Mlliyet Milliyet Blog Milliyet Blog
 
Facebook Connect
Blog Kategorileri
 

28 Mayıs '12

 
Kategori
Deneme
 

Kanyon yürüyüşü ve doğal güzellikler

Kanyon yürüyüşü ve doğal güzellikler
 

Dağlara, kırlara yaptığım her bir seyahatte sayısız güzelliklerle karşılaşıyorum. Onlar, öylesine muhteşemler ki, o güzelliklerle karşılaşabilmek; bazen dağların, kırların gizemlerine hayret-engiz bir şekilde işlenmiş olağanüstü bir tevafukla mümkün olabiliyor ve biz o tevafuka dalıp gidiyoruz. Çünkü, biliyoruz ki, tevafuklar da bizlere  beyanlar üstü beyanlardan… Bazen, İlahi kudretin yaratma sanatına kendimizi kaptırarak, o sanatın eşsizliği karşısında hayranlıkla sarhoş oluyor, nefesimizi alamaz, adımlarımızı atamaz bir vaziyette oracığa yığılıp kalıveriyoruz.

Kirletilmemiş ormanlarımızın derinliklerinde ki ıssızlıklar; bizleri yalnızlaştırmıyor. Aksine, tabii seslerle serili nice enfes serimleri getiriyor gözlerimizin önüne.

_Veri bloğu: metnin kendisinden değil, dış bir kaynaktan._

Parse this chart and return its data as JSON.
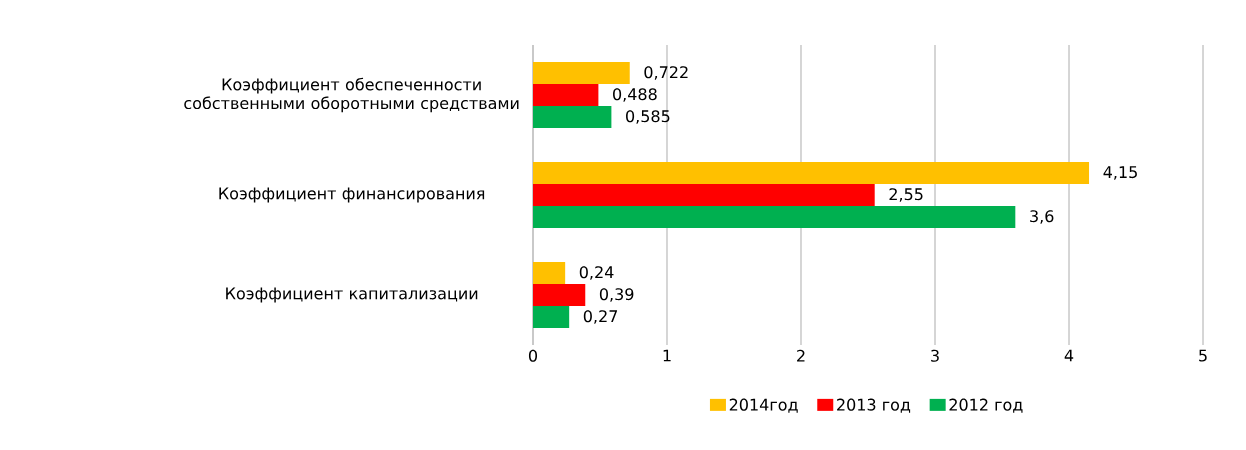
{
  "chart_data": {
    "type": "bar",
    "orientation": "horizontal",
    "categories": [
      "Коэффициент обеспеченности собственными оборотными средствами",
      "Коэффициент финансирования",
      "Коэффициент капитализации"
    ],
    "series": [
      {
        "name": "2014год",
        "color": "#ffc000",
        "values": [
          0.722,
          4.15,
          0.24
        ],
        "value_labels": [
          "0,722",
          "4,15",
          "0,24"
        ]
      },
      {
        "name": "2013 год",
        "color": "#ff0000",
        "values": [
          0.488,
          2.55,
          0.39
        ],
        "value_labels": [
          "0,488",
          "2,55",
          "0,39"
        ]
      },
      {
        "name": "2012 год",
        "color": "#00b050",
        "values": [
          0.585,
          3.6,
          0.27
        ],
        "value_labels": [
          "0,585",
          "3,6",
          "0,27"
        ]
      }
    ],
    "xlim": [
      0,
      5
    ],
    "xticks": [
      0,
      1,
      2,
      3,
      4,
      5
    ],
    "grid": "x",
    "legend": "bottom"
  }
}
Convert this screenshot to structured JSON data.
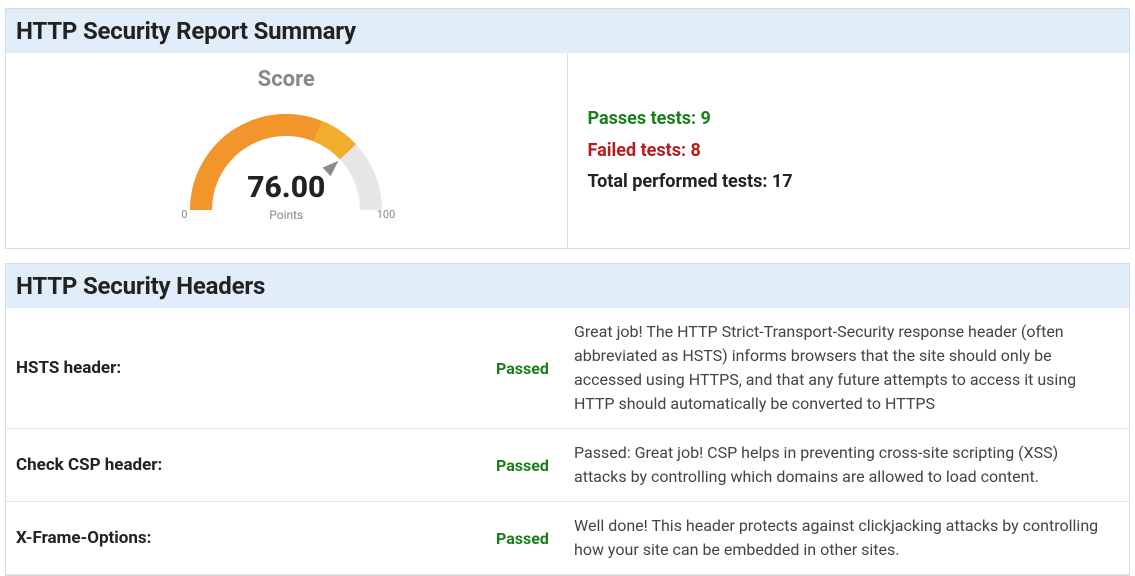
{
  "summary": {
    "title": "HTTP Security Report Summary",
    "score_label": "Score",
    "score_value": "76.00",
    "score_points_label": "Points",
    "gauge": {
      "min": 0,
      "max": 100,
      "value": 76.0,
      "min_label": "0",
      "max_label": "100",
      "track_color": "#e7e7e7",
      "fill_color": "#f2952a",
      "highlight_color": "#f1ae2c",
      "needle_color": "#8b8b8b",
      "stroke_width": 22
    },
    "passes_label": "Passes tests:",
    "passes_count": "9",
    "failed_label": "Failed tests:",
    "failed_count": "8",
    "total_label": "Total performed tests:",
    "total_count": "17",
    "colors": {
      "pass": "#1a7f1a",
      "fail": "#b51d1d",
      "total": "#222222",
      "header_bg": "#e2edfa",
      "border": "#d7dce1"
    }
  },
  "headers_section": {
    "title": "HTTP Security Headers",
    "rows": [
      {
        "name": "HSTS header:",
        "status": "Passed",
        "status_color": "#1a7f1a",
        "description": "Great job! The HTTP Strict-Transport-Security response header (often abbreviated as HSTS) informs browsers that the site should only be accessed using HTTPS, and that any future attempts to access it using HTTP should automatically be converted to HTTPS"
      },
      {
        "name": "Check CSP header:",
        "status": "Passed",
        "status_color": "#1a7f1a",
        "description": "Passed: Great job! CSP helps in preventing cross-site scripting (XSS) attacks by controlling which domains are allowed to load content."
      },
      {
        "name": "X-Frame-Options:",
        "status": "Passed",
        "status_color": "#1a7f1a",
        "description": "Well done! This header protects against clickjacking attacks by controlling how your site can be embedded in other sites."
      }
    ]
  }
}
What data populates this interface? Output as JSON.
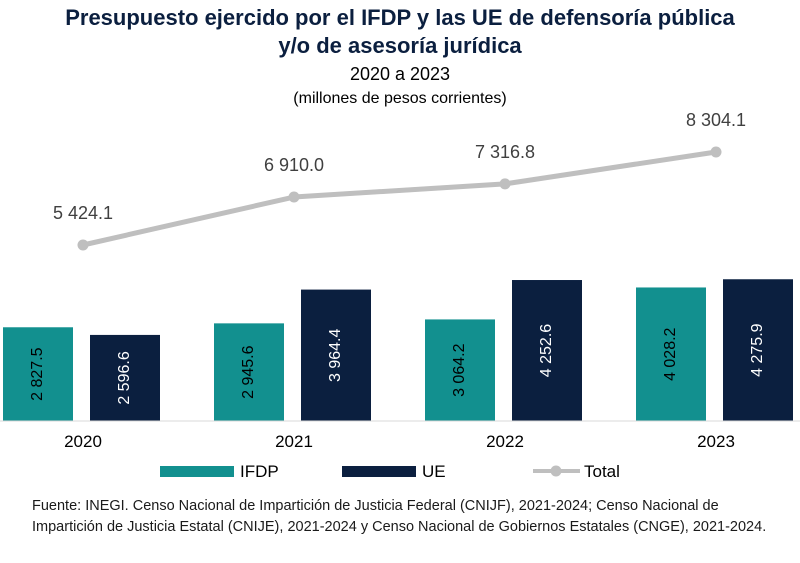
{
  "chart_data": {
    "type": "bar",
    "title_line1": "Presupuesto ejercido por el IFDP y las UE de defensoría pública",
    "title_line2": "y/o de asesoría jurídica",
    "subtitle": "2020 a 2023",
    "units": "(millones de pesos corrientes)",
    "categories": [
      "2020",
      "2021",
      "2022",
      "2023"
    ],
    "value_labels": {
      "IFDP": [
        "2 827.5",
        "2 945.6",
        "3 064.2",
        "4 028.2"
      ],
      "UE": [
        "2 596.6",
        "3 964.4",
        "4 252.6",
        "4 275.9"
      ],
      "Total": [
        "5 424.1",
        "6 910.0",
        "7 316.8",
        "8 304.1"
      ]
    },
    "series": [
      {
        "name": "IFDP",
        "type": "bar",
        "color": "#12908f",
        "values": [
          2827.5,
          2945.6,
          3064.2,
          4028.2
        ]
      },
      {
        "name": "UE",
        "type": "bar",
        "color": "#0b1f3f",
        "values": [
          2596.6,
          3964.4,
          4252.6,
          4275.9
        ]
      },
      {
        "name": "Total",
        "type": "line",
        "color": "#bfbfbf",
        "values": [
          5424.1,
          6910.0,
          7316.8,
          8304.1
        ]
      }
    ],
    "legend_position": "bottom",
    "grid": false
  },
  "source": "Fuente: INEGI. Censo Nacional de Impartición de Justicia Federal (CNIJF), 2021-2024; Censo Nacional de Impartición de Justicia Estatal (CNIJE), 2021-2024 y Censo Nacional de Gobiernos Estatales (CNGE), 2021-2024."
}
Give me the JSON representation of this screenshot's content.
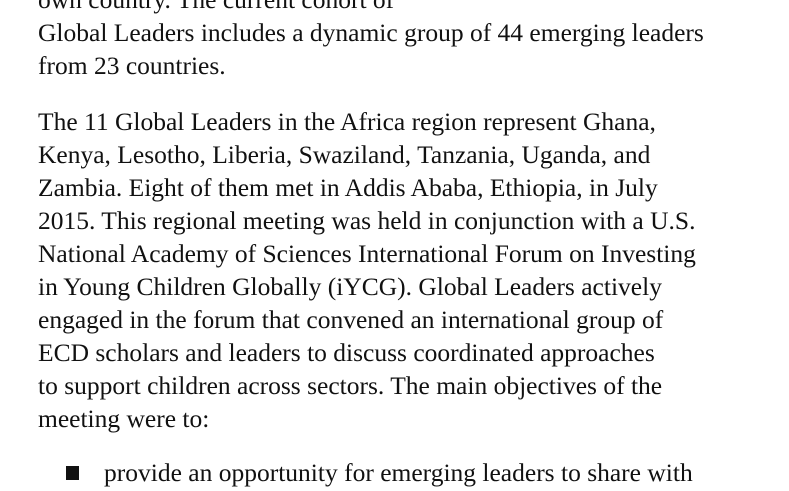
{
  "paragraphs": [
    {
      "lines": [
        "own country.  The current cohort of",
        "Global Leaders includes a dynamic group of 44 emerging leaders",
        "from 23 countries."
      ]
    },
    {
      "lines": [
        "The 11 Global Leaders in the Africa region represent Ghana,",
        "Kenya, Lesotho, Liberia, Swaziland, Tanzania, Uganda, and",
        "Zambia.  Eight of them met in Addis Ababa, Ethiopia, in July",
        "2015.  This regional meeting was held in conjunction with a U.S.",
        "National Academy of Sciences International Forum on Investing",
        "in Young Children Globally (iYCG).  Global Leaders actively",
        "engaged in the forum that convened an international group of",
        "ECD scholars and leaders to discuss coordinated approaches",
        "to support children across sectors.  The main objectives of the",
        "meeting were to:"
      ]
    }
  ],
  "bullets": [
    {
      "icon": "square-bullet-icon",
      "text": "provide an opportunity for emerging leaders to share with"
    }
  ]
}
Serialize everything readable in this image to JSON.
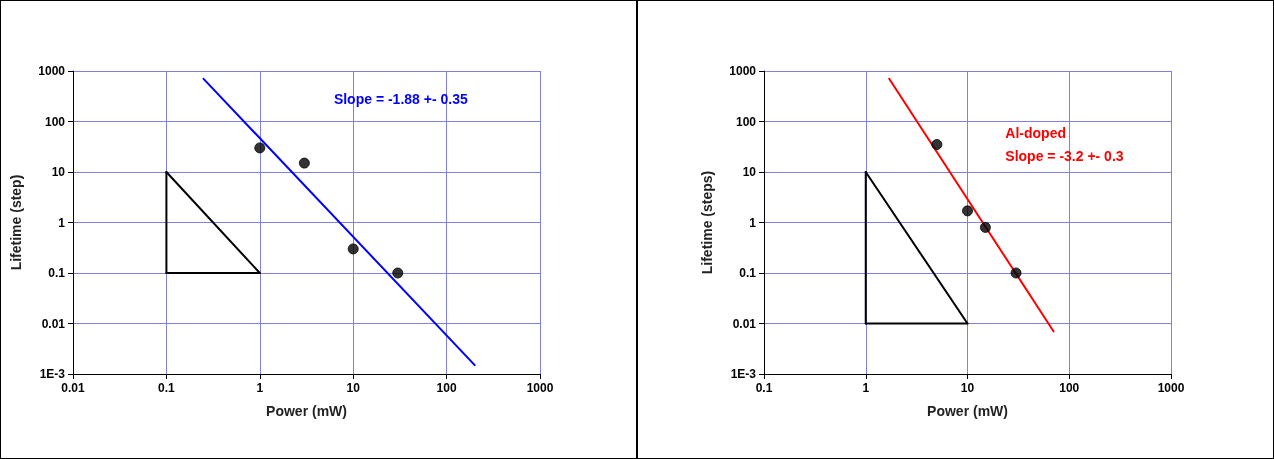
{
  "chart_data": [
    {
      "type": "scatter",
      "xlabel": "Power (mW)",
      "ylabel": "Lifetime (step)",
      "xlim": [
        0.01,
        1000
      ],
      "ylim": [
        0.001,
        1000
      ],
      "xticks": [
        0.01,
        0.1,
        1,
        10,
        100,
        1000
      ],
      "yticks": [
        {
          "value": 0.001,
          "label": "1E-3"
        },
        0.01,
        0.1,
        1,
        10,
        100,
        1000
      ],
      "log": "xy",
      "grid": true,
      "series": [
        {
          "color": "#000000",
          "marker": "circle",
          "x": [
            1,
            3,
            10,
            30
          ],
          "values": [
            30,
            15,
            0.3,
            0.1
          ]
        },
        {
          "type": "line",
          "color": "#0000ff",
          "marker": "none",
          "line_style": "solid",
          "x": [
            0.25,
            200
          ],
          "values": [
            700,
            0.0015
          ]
        },
        {
          "type": "line",
          "color": "#000000",
          "marker": "none",
          "line_style": "solid",
          "x": [
            0.1,
            1
          ],
          "values": [
            10,
            0.1
          ]
        },
        {
          "type": "line",
          "color": "#000000",
          "marker": "none",
          "line_style": "solid",
          "x": [
            0.1,
            1
          ],
          "values": [
            0.1,
            0.1
          ]
        },
        {
          "type": "line",
          "color": "#000000",
          "marker": "none",
          "line_style": "solid",
          "x": [
            0.1,
            0.1
          ],
          "values": [
            10,
            0.1
          ]
        }
      ],
      "annotations": [
        "Slope = -1.88 +- 0.35"
      ]
    },
    {
      "type": "scatter",
      "xlabel": "Power (mW)",
      "ylabel": "Lifetime (steps)",
      "xlim": [
        0.1,
        1000
      ],
      "ylim": [
        0.001,
        1000
      ],
      "xticks": [
        0.1,
        1,
        10,
        100,
        1000
      ],
      "yticks": [
        {
          "value": 0.001,
          "label": "1E-3"
        },
        0.01,
        0.1,
        1,
        10,
        100,
        1000
      ],
      "log": "xy",
      "grid": true,
      "series": [
        {
          "color": "#000000",
          "marker": "circle",
          "x": [
            5,
            10,
            15,
            30
          ],
          "values": [
            35,
            1.7,
            0.8,
            0.1
          ]
        },
        {
          "type": "line",
          "color": "#ff0000",
          "marker": "none",
          "line_style": "solid",
          "x": [
            1.7,
            70
          ],
          "values": [
            700,
            0.007
          ]
        },
        {
          "type": "line",
          "color": "#000000",
          "marker": "none",
          "line_style": "solid",
          "x": [
            1,
            10
          ],
          "values": [
            10,
            0.01
          ]
        },
        {
          "type": "line",
          "color": "#000000",
          "marker": "none",
          "line_style": "solid",
          "x": [
            1,
            10
          ],
          "values": [
            0.01,
            0.01
          ]
        },
        {
          "type": "line",
          "color": "#000000",
          "marker": "none",
          "line_style": "solid",
          "x": [
            1,
            1
          ],
          "values": [
            10,
            0.01
          ]
        }
      ],
      "annotations": [
        "Al-doped",
        "Slope = -3.2 +- 0.3"
      ]
    }
  ]
}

Elhamdülillah. Buralarda Rabbimiz’in,  yüce zatını kalbimizde daha bir arınmış olarak hissedebiliyor olabilmek için derişimlenme (konsantrasyon) fırsatı bulmanın mutluluğunu yaşıyoruz.

El değmemiş, kirletilmemiş ormanlar, kırlar, bayırlar, taşlar, kayalar, otlar, çalılar, koruluklar, ağaçlar, kuşlar, böcekler, çiçekler o kadar güzeller ki… Onlardan her bir kişi kendi bakışının  ve  kendi görüşünün penceresinden bir ya da binlerce mana bulabilir. Kimi yüz, kimi üçyüz, kimi beşyüz!… Her bir resmin haykırışında ki ortak ve gerçek mana ise, tek bir Yaratıcının Kudret-i İlahi’si ilan ediliyor.

Hani bazen kimi uyku anı içinde, dünyevî  hayata bahşedilen nimet kitabının sadece bir yaprağını dahi okuyamayacak haldeyken, bazen ise biraz uyanabilmişlik hali ile o kitabın tamamını hatmedebiliyor gibi olabiliyorsun ya!...  Aslında, nerdeeee o kitabın tamamını hatmedebilmek!... Oysa, onun sadece bir veya birkaç yaprağını okumaya belki ancak erişebilmiş olabiliyorsun. Bir nimeti dar bir pencereden bu kadar bile uyanmış olarak idrak edebiliyor olmak bile, o nimeti bizlere muhteşem lezzetler ve muhteşem güzellikler boyutunda göstertiyordur.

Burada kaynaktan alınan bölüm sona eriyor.